Politik und Zeitgeschichte dieses Landes sind bemerkenswert und eigenartig zugleich. Nach der japanischen Kapitulation wurde Korea in Süd und Nord Korea aufgeteilt. Diese ehemalige Kolonie Japans wurde danach von den Siegermächten in einen Nord- und Südsektor umgewandelt. Der Norden Koreas wurde von der Sowjetunion beherrscht, während der Süden des Landes unter Aufsicht der USA stand.

Nord Korea:
Spannungen nach dem Zweiten Weltkrieg

Nord Korea intensiver Personenkult

Nord Korea in der Politik und Zeitgeschichte: Personenkult und Kriege (c) Torsten Weidemann / pixelio.de

Die Bevormundung Nord Koreas führte in den kommenden Jahren zu Konflikten innerhalb der Bevölkerung, diese Unruhen wurden teilweise von Südkorea aus geschürt. Es gab Anschläge auf Kim II-sung und andere Kommunistenführer, die aber erfolglos blieben. 1946 war bezüglich Politik und Zeitgeschichte ein bedeutendes Jahr. Allmählich begann die strukturelle Umformung des Landes. Im Frühjahr desselben Jahres wurde eine Bodenreform durchgeführt, im Spätsommer begann die Verstaatlichung mehrerer Industriebetriebe.

Das ehemalige Kaiserreich zwischen Süd und Nord Korea

Im Jahre 1947 wurde eine neue Verfassung proklamiert und die Ausrufung eines eigenständigen Staates Nord Korea bekannt gegeben, einzigartig in der Politik und Zeitgeschichte von Nord Korea. Im selben Jahr wurde auch die Republik Korea in Seoul ausgerufen, dies hatte zur Folge dass beide Regime einander nicht anerkannten und sich als rechtmäßige Nachfolger der Kaiserreichs Korea ansahen.

Der Koreakrieg

1959 begann der Koreakrieg als Nord Koreanische Truppen die Grenze zur Republik Korea überschritten, mit dem Ziel der Integration Südkoreas in die Volksrepublik Korea. Mit Hilfe amerikanischer Truppen wurden die Invasionsarmee Nord Koreas wieder aus dem Süden des Landes zurück gedrängt. In den 1960er Jahren wurde Kim II Sung als unumschränkter Herrscher in sein Amt eingesetzt.

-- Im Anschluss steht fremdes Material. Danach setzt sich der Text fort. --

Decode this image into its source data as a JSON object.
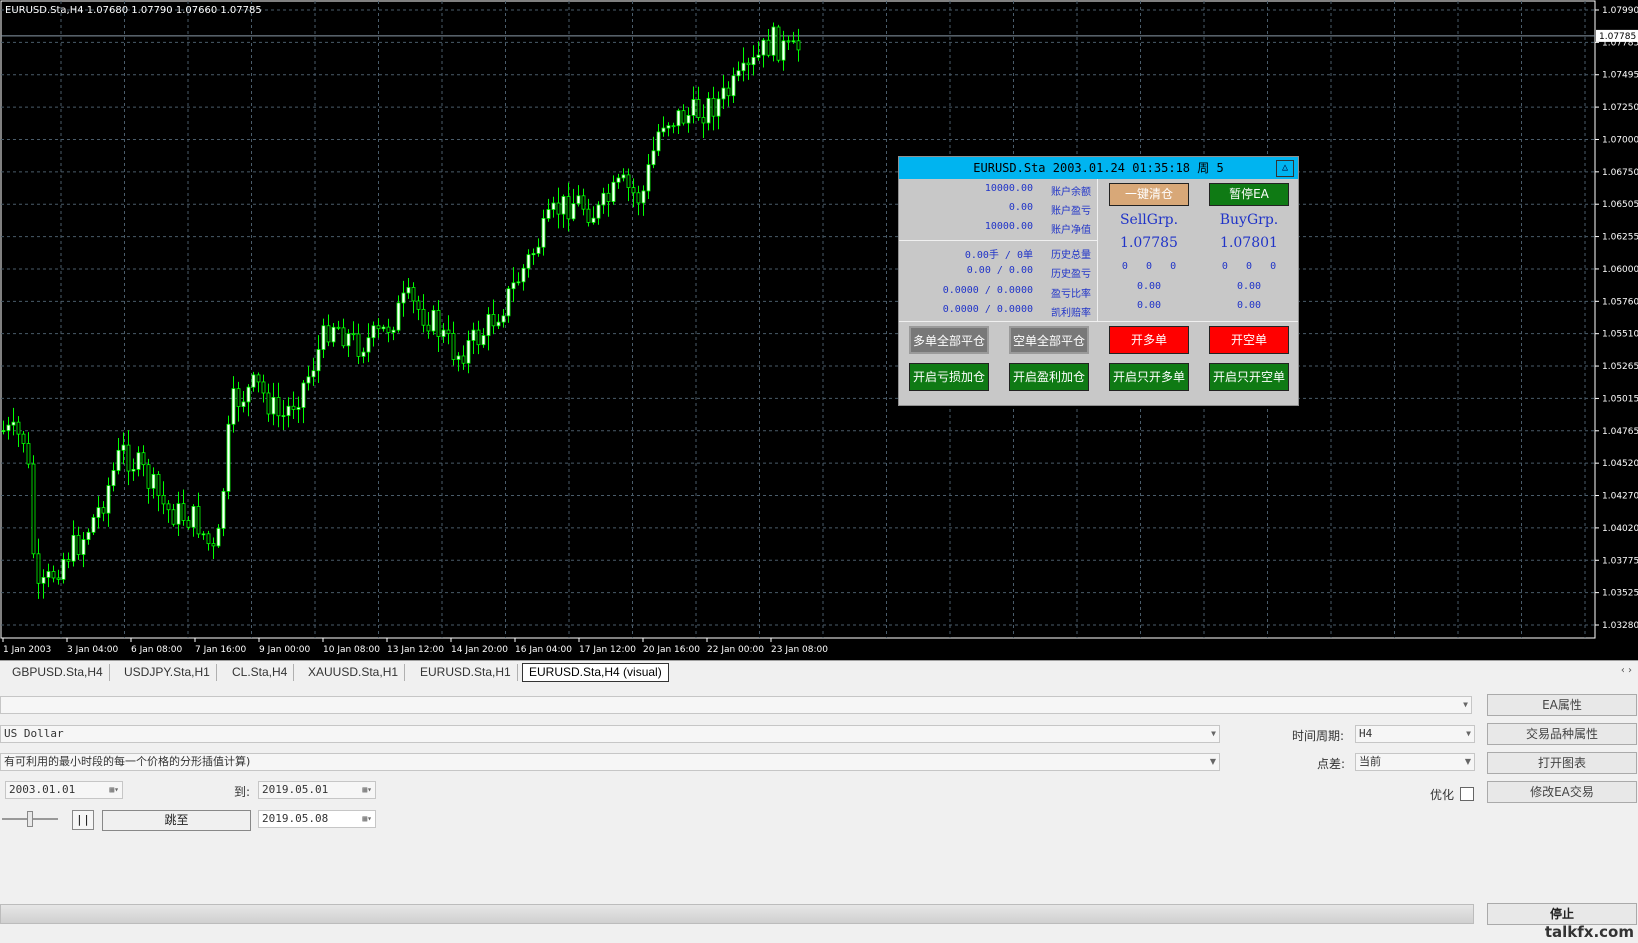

Nord Korea: Wirtschaftliche Entwicklung

Die wirtschaftliche Entwicklung von Nord Korea konnte nur mit der Hilfe der Sowjetunion und Chinas stattfinden. Nachdem Nord Korea mit der Sowjetunion brach wurde auch das Verhältnis zu Seoul agressiver, der gemäßigte Einfluss der Sowjetunion war nicht mehr vorhanden. Seit dieser Zeit gilt die Volksrepublik China noch als einziger Verbündeter von Nord Korea. 1972 rief Nord Korea eine neue Verfassung ins Leben und erklärte Kim IIsung zum Präsidenten.

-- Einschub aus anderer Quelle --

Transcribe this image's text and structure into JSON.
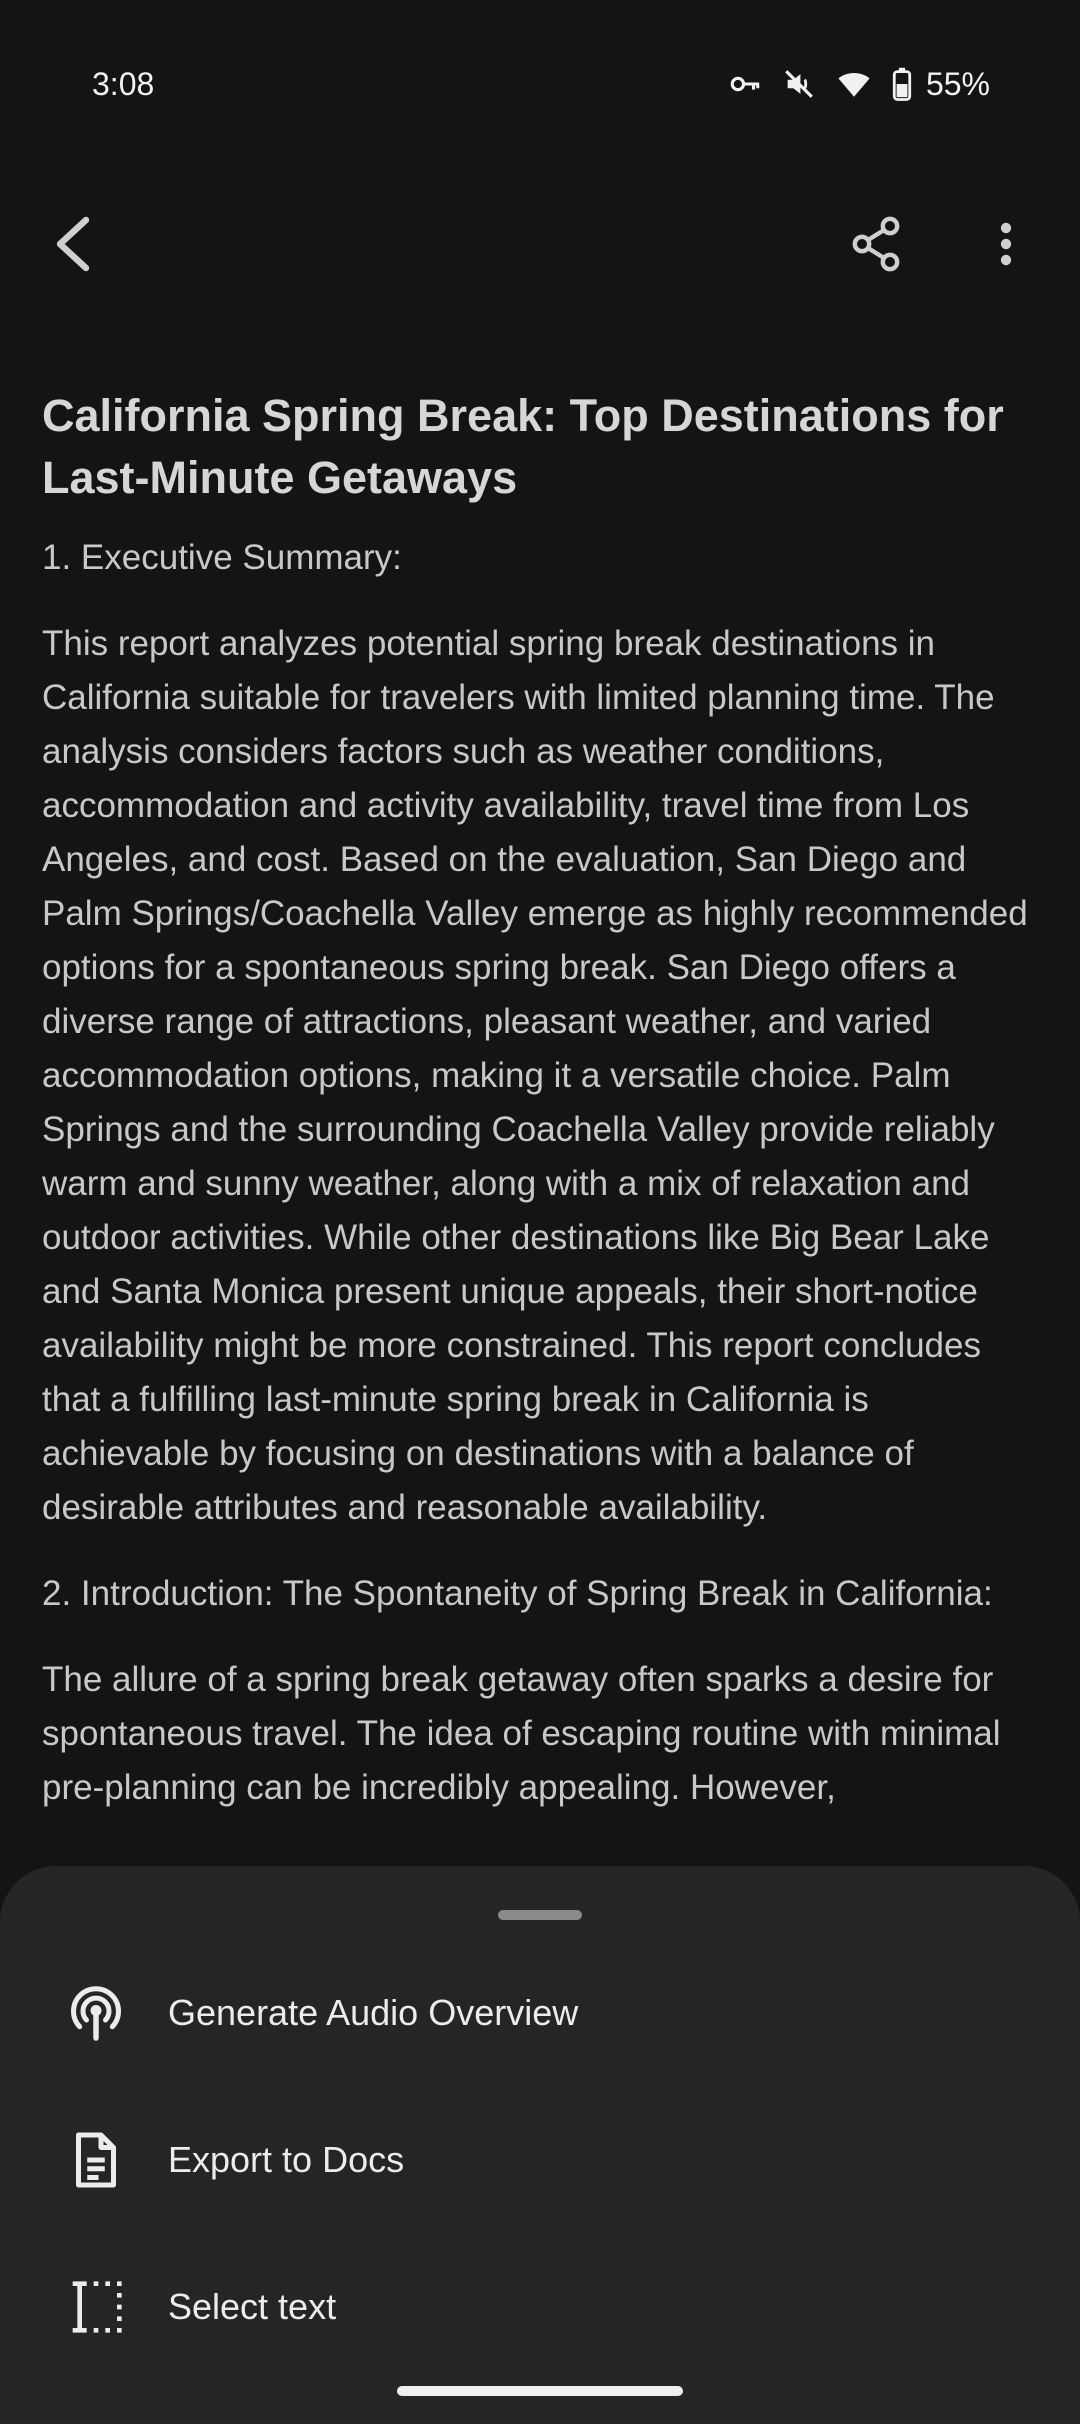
{
  "status_bar": {
    "time": "3:08",
    "battery_percent": "55%",
    "icons": [
      "vpn-key-icon",
      "mute-icon",
      "wifi-icon",
      "battery-icon"
    ]
  },
  "app_bar": {
    "back_icon": "arrow-back-icon",
    "share_icon": "share-icon",
    "more_icon": "more-vert-icon"
  },
  "document": {
    "title": "California Spring Break: Top Destinations for Last-Minute Getaways",
    "sections": [
      {
        "heading": "1. Executive Summary:",
        "body": "This report analyzes potential spring break destinations in California suitable for travelers with limited planning time. The analysis considers factors such as weather conditions, accommodation and activity availability, travel time from Los Angeles, and cost. Based on the evaluation, San Diego and Palm Springs/Coachella Valley emerge as highly recommended options for a spontaneous spring break. San Diego offers a diverse range of attractions, pleasant weather, and varied accommodation options, making it a versatile choice. Palm Springs and the surrounding Coachella Valley provide reliably warm and sunny weather, along with a mix of relaxation and outdoor activities. While other destinations like Big Bear Lake and Santa Monica present unique appeals, their short-notice availability might be more constrained. This report concludes that a fulfilling last-minute spring break in California is achievable by focusing on destinations with a balance of desirable attributes and reasonable availability."
      },
      {
        "heading": "2. Introduction: The Spontaneity of Spring Break in California:",
        "body": "The allure of a spring break getaway often sparks a desire for spontaneous travel. The idea of escaping routine with minimal pre-planning can be incredibly appealing. However,"
      }
    ]
  },
  "bottom_sheet": {
    "items": [
      {
        "label": "Generate Audio Overview",
        "icon": "podcast-icon"
      },
      {
        "label": "Export to Docs",
        "icon": "document-icon"
      },
      {
        "label": "Select text",
        "icon": "text-select-icon"
      }
    ]
  },
  "colors": {
    "background": "#131416",
    "sheet": "#242527",
    "text": "#c8c8c8",
    "title": "#d6d6d6"
  }
}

Der Personenkult in Nord Korea

Es entstand ein Personenkult ohnegleichen und der ganze Familienclan herrscht unumschränkt in diesem Land. 1994 starb Kim IIsung, nach dreijähriger Trauer übernahm sein Sohn Kim Jong-il die Regierungsgeschäfte. Das Präsidentenamt bleibt unbesetzt, da Kim IIsung der ewige Präsident sei, aber auch keine Pläne existieren Demokratie heute oder in der näheren Zukunft zu verwirklichen. Die Politik und Zeitgeschichte dieses Staates ist angesichts der Armut der Bevölkerung eine Seltenheit. Auf der einen Seite Militärausgaben in Milliardenhöhe, auf der anderen Seite Probleme bezüglich Infrastruktur und Wirtschaft.